Patricia Cornwell – Portrait Of A Killer Jack The Ripper

“Has anyone ever tried to use modern forensic science to solve these crimes?” I asked.

“No,” John Grieve said, and he gave me a very short list of very weak suspects. “There’s one other interesting chap you might want to check out, as long as you’re going to look into it. An artist named Walter Sickert. He painted some murder pictures. In one of them in particular, a clothed man is sitting on the edge of a bed with the body of the nude prostitute he just murdered. It’s called The Camden Town Murder. I’ve always wondered about him.”

It wasn’t the first time Sickert had been connected with Jack the Rip­per’s crimes. Most people have always found the notion laughable.

I began to wonder about Sickert when I was flipping through a book of his art. The first plate I landed on was an 1887 painting of the well-known Victorian performer Ada Lundberg at the Marylebone Music Hall. She is supposed to be singing but looks as if she is screaming as the leering, menacing men look on. I am sure there are artistic explanations for all of Sickert’s works. But what I see when I look at them is morbid­ity, violence, and a hatred of women. As I continued to follow Sickert and the Ripper, I began to see unsettling parallels. Some of his paintings bear a chilling resemblance to mortuary and scene photographs of Jack the Ripper’s victims.

I noticed murky images of clothed men reflected in mirrors inside gloomy bedrooms where nude women sit on iron bedsteads. I saw im­pending violence and death. I saw a victim who had no reason to fear the charming, handsome man who had just coaxed her into a place and state of utter vulnerability. I saw a diabolically creative mind, and I saw evil.

I began adding layer after layer of circumstantial evidence to the physi­cal evidence discovered by modern forensic science and expert minds.

All along, forensic scientists and I have hoped for DNA. But it would be a year and more than a hundred tests later before we would begin to see the first shadows of the 75- to 114-year-old genetic evidence that Wal­ter Sickert and Jack the Ripper left when they touched and licked postage stamps and envelope flaps. Cells from the inside of their mouths sloughed off into their saliva and were sealed in adhesive until DNA scientists ap­prehended the genetic markers with tweezers, sterile water, and cotton swabs.

The best result came from a Ripper letter that yielded a single-donor mitochondrial DNA sequence, specific enough to eliminate 99% of the population as the person who licked and touched the adhesive backing of that stamp. This same DNA sequence profile turned up as a compo­nent of another Ripper letter, and two Walter Sickert letters.
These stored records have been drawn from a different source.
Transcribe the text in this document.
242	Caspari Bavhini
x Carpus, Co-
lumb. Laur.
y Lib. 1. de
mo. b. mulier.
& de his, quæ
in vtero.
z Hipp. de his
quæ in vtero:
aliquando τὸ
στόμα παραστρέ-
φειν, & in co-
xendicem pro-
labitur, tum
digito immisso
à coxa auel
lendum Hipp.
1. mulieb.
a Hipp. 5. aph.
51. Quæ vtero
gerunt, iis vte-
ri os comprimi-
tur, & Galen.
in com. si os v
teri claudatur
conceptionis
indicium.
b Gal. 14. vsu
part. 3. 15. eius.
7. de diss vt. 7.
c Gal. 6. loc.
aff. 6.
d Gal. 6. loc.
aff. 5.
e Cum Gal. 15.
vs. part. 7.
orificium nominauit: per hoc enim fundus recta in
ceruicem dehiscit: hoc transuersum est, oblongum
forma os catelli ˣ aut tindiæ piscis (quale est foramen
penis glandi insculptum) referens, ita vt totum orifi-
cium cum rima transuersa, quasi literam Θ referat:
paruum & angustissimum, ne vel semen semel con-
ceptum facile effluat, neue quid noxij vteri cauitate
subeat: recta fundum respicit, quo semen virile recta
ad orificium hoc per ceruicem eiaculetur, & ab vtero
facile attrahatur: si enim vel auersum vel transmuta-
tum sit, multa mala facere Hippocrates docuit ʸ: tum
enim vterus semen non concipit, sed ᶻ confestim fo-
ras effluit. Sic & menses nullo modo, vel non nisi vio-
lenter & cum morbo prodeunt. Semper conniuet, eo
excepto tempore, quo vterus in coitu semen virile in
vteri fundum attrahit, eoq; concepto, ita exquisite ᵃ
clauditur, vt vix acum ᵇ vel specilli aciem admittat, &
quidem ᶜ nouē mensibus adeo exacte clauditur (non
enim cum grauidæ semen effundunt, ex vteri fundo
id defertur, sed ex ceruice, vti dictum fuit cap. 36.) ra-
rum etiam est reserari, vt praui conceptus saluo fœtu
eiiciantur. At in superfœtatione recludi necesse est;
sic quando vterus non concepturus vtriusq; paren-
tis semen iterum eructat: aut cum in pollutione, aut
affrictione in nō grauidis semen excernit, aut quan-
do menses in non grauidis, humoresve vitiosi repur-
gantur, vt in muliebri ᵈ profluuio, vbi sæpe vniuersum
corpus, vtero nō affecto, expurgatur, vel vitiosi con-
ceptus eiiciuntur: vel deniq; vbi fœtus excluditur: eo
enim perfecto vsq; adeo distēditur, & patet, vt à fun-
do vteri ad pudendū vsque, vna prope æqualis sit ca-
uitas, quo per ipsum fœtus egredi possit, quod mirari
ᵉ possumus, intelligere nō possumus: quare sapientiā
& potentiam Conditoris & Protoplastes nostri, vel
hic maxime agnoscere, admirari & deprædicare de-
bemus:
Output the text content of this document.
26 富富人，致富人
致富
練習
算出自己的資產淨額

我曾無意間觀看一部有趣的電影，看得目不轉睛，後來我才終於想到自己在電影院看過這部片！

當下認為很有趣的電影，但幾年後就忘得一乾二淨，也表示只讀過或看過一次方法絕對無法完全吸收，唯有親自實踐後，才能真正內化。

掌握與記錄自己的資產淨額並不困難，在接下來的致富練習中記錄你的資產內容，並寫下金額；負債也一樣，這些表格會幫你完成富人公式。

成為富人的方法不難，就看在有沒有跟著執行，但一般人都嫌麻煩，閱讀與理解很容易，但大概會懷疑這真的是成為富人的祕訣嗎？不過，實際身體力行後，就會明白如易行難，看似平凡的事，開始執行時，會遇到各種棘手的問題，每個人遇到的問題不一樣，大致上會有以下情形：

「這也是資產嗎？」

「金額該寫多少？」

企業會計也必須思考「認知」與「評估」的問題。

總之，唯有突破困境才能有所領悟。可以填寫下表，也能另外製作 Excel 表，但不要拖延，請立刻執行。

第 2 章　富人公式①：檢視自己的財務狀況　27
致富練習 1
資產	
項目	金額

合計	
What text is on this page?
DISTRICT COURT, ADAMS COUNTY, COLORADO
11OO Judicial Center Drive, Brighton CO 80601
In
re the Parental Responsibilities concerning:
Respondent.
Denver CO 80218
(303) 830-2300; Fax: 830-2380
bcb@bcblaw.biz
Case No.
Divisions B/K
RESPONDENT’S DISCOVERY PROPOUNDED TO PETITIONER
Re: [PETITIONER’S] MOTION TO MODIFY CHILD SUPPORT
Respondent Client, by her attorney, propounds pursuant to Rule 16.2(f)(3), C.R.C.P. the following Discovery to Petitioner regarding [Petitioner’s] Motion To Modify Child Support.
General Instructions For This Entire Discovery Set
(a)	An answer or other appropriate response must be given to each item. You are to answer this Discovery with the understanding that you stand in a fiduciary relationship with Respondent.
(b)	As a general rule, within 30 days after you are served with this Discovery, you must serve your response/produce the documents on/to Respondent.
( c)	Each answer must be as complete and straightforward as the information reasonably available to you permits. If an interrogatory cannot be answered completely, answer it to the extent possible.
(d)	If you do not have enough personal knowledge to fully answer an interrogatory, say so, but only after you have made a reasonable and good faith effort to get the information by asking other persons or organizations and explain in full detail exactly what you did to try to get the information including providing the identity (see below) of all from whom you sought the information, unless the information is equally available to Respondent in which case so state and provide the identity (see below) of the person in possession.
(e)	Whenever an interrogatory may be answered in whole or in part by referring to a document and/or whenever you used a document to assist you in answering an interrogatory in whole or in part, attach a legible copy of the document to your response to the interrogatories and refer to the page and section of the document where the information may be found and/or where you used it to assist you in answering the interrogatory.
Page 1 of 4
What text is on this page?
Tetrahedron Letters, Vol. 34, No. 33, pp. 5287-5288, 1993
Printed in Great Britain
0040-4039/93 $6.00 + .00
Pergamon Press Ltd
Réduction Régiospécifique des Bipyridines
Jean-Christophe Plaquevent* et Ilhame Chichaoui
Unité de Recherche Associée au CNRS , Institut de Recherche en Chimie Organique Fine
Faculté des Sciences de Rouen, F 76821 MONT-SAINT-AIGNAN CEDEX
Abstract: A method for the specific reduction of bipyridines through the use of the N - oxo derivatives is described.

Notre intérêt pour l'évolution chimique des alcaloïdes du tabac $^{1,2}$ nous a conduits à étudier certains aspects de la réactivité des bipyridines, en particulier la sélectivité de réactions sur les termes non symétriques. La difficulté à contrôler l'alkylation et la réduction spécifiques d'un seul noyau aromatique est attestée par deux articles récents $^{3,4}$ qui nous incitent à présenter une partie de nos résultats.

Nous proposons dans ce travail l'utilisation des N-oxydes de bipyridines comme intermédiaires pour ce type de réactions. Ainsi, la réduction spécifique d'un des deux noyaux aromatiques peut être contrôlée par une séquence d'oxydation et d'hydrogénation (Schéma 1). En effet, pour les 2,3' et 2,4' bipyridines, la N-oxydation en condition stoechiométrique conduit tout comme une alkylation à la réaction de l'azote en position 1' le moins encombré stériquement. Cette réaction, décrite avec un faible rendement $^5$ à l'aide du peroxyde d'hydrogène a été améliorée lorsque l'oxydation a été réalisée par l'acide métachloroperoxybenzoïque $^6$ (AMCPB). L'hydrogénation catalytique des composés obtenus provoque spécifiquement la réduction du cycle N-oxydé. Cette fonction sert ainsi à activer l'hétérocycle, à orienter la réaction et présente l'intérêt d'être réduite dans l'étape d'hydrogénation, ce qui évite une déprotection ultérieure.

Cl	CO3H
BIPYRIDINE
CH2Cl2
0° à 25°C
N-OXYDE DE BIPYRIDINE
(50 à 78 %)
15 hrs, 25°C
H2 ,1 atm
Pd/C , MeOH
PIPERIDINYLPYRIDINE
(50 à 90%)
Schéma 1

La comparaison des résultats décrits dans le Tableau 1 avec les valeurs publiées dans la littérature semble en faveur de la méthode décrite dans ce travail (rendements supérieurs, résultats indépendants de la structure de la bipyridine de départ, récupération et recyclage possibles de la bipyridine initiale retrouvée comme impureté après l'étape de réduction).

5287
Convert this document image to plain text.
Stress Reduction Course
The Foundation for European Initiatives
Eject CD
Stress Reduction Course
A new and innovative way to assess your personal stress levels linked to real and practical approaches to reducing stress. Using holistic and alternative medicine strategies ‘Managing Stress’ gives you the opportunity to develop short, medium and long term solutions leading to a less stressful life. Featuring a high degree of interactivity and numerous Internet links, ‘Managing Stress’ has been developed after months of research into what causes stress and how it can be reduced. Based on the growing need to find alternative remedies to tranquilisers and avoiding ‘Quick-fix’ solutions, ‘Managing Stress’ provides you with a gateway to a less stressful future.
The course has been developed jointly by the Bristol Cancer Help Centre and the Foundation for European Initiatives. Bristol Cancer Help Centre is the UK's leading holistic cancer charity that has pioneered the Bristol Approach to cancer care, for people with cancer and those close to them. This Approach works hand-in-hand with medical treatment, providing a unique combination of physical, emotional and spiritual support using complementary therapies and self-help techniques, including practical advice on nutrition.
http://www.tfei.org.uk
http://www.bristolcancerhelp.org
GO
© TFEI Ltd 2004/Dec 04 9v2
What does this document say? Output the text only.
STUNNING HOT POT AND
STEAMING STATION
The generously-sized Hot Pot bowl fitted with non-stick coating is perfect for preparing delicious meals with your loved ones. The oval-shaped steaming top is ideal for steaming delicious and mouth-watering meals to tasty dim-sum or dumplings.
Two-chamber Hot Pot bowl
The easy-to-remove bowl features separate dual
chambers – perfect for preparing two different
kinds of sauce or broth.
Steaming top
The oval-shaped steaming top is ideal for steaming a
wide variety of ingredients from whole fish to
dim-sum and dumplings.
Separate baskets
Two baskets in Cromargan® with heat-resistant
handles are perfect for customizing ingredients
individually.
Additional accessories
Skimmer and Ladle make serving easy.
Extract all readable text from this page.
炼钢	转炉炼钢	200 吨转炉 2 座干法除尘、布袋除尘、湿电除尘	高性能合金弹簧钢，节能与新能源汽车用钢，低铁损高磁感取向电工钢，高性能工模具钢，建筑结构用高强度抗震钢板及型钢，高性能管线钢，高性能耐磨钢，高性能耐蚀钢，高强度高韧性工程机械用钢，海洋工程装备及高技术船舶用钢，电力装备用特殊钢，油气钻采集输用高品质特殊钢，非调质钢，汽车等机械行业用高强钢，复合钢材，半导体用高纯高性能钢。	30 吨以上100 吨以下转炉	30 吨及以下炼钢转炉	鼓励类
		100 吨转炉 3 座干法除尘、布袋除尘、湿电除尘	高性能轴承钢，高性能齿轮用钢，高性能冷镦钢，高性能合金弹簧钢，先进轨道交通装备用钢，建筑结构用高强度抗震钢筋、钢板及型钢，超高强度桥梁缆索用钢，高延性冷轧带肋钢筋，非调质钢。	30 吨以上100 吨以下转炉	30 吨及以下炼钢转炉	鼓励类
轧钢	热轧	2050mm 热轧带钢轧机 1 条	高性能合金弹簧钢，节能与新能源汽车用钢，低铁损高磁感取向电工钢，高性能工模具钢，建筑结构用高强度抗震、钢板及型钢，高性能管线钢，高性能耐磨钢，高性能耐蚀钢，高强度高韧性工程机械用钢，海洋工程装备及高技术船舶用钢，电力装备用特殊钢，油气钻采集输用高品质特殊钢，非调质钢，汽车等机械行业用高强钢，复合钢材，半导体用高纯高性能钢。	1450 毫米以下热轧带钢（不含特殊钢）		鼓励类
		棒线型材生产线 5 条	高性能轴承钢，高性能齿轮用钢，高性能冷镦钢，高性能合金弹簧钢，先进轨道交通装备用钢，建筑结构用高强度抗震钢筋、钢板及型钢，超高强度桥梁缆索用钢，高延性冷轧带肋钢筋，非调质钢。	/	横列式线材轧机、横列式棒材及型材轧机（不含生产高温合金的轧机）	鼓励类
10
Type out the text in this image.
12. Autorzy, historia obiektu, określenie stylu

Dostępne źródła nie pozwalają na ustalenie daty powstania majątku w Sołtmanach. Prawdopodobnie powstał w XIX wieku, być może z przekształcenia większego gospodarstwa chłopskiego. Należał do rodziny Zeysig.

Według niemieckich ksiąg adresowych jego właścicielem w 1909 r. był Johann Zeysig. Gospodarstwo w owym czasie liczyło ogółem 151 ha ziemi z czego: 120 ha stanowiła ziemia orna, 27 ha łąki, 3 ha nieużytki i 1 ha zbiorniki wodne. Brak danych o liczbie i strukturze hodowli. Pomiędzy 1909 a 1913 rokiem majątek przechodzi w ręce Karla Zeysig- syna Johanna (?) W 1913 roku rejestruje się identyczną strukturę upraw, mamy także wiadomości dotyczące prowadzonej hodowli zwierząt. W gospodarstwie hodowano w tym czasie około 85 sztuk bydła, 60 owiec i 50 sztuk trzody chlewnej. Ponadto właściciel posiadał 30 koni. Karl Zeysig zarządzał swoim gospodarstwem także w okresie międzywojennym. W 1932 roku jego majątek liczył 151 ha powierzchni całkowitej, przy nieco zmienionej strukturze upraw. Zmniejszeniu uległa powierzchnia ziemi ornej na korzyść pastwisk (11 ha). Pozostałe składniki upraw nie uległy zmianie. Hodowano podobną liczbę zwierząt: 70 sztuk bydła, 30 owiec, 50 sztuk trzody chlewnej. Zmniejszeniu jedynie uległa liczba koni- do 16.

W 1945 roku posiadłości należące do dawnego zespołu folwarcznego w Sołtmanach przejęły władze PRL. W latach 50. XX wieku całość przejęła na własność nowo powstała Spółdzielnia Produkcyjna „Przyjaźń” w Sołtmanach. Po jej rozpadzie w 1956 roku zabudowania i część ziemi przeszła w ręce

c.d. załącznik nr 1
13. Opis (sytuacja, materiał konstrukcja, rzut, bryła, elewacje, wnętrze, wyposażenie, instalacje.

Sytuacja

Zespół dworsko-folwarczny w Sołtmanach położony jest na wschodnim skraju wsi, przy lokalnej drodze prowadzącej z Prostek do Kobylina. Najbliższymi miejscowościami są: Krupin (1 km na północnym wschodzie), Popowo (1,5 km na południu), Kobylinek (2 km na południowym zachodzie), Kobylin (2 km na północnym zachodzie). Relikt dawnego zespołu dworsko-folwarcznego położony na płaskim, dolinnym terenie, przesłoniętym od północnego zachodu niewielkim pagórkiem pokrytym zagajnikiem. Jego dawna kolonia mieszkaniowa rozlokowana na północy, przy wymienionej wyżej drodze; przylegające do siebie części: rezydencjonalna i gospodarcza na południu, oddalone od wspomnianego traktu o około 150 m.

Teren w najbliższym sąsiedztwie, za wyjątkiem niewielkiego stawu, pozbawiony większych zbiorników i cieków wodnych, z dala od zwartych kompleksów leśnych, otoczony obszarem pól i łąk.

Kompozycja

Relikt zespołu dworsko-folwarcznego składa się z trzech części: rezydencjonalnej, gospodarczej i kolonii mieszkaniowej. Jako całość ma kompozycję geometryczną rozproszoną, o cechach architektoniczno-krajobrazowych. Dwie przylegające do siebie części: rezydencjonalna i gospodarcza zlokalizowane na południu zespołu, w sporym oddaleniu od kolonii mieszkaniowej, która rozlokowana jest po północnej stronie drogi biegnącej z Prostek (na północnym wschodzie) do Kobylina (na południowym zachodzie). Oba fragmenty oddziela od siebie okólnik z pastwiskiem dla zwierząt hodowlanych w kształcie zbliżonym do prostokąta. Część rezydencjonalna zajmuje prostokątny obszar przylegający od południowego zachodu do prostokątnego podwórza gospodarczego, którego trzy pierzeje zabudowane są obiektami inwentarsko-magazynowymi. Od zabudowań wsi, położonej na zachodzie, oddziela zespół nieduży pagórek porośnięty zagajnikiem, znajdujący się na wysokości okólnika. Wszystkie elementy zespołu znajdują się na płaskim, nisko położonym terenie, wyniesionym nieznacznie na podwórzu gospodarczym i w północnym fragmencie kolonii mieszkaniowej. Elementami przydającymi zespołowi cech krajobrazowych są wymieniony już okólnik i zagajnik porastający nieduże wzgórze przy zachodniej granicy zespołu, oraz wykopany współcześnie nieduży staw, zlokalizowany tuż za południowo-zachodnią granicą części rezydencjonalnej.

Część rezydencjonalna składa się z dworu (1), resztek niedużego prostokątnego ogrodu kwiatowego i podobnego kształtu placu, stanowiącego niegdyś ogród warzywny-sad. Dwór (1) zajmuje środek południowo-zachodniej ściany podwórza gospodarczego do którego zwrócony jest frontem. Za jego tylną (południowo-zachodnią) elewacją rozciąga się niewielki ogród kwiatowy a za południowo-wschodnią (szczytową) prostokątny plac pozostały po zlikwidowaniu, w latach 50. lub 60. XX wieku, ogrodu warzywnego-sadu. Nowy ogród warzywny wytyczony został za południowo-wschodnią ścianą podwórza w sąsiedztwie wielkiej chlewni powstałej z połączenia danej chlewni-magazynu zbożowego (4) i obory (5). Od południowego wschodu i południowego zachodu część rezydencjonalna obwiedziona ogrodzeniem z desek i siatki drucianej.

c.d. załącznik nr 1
Genetic locations from this DNA sequence were found on other Sick­ert items, such as coveralls he wore when he painted. The DNA in all but the single-donor Ripper stamp is mixed with other genetic sequence pro­files from other people. (This is neither surprising nor damning.) The DNA evidence is the oldest ever tested in a criminal case.

This is only the beginning. We aren’t finished with our DNA testing and other types of forensic analyses. These could go on for years as the technology advances at an exponential rate.

There is other physical evidence as well. Forensic scientists as well as art, paper, and lettering experts found the following: a Ripper letter writ­ten on artists’ paper; watermarks on paper used in Ripper letters that match watermarks on paper used by Walter Sickert; Ripper letters written with the waxy-soft crayonlike ground used in lithography; Ripper letters with paint or ink applied with a paintbrush. A microscopic exam revealed that the “dried blood” on Ripper letters is consistent with the oil-and-wax mixtures used in etching ground, and under ultraviolet light it fluoresced milky white, which is also consistent with etching ground. Art experts say that sketches in Ripper letters are professional and are consistent with Walter Sickert’s art works and technique.

As an interesting aside, a blood-detection test conducted on the blood-like etching ground smeared and painted on Ripper letters came up as inconclusive – which is very unusual. Two possible explanations are as follows: It could be a reaction to microscopic particles of copper, since in this type of testing copper could cause inconclusive results or a false positive; or it could be the presence of blood mixed with the brown etch­ing ground.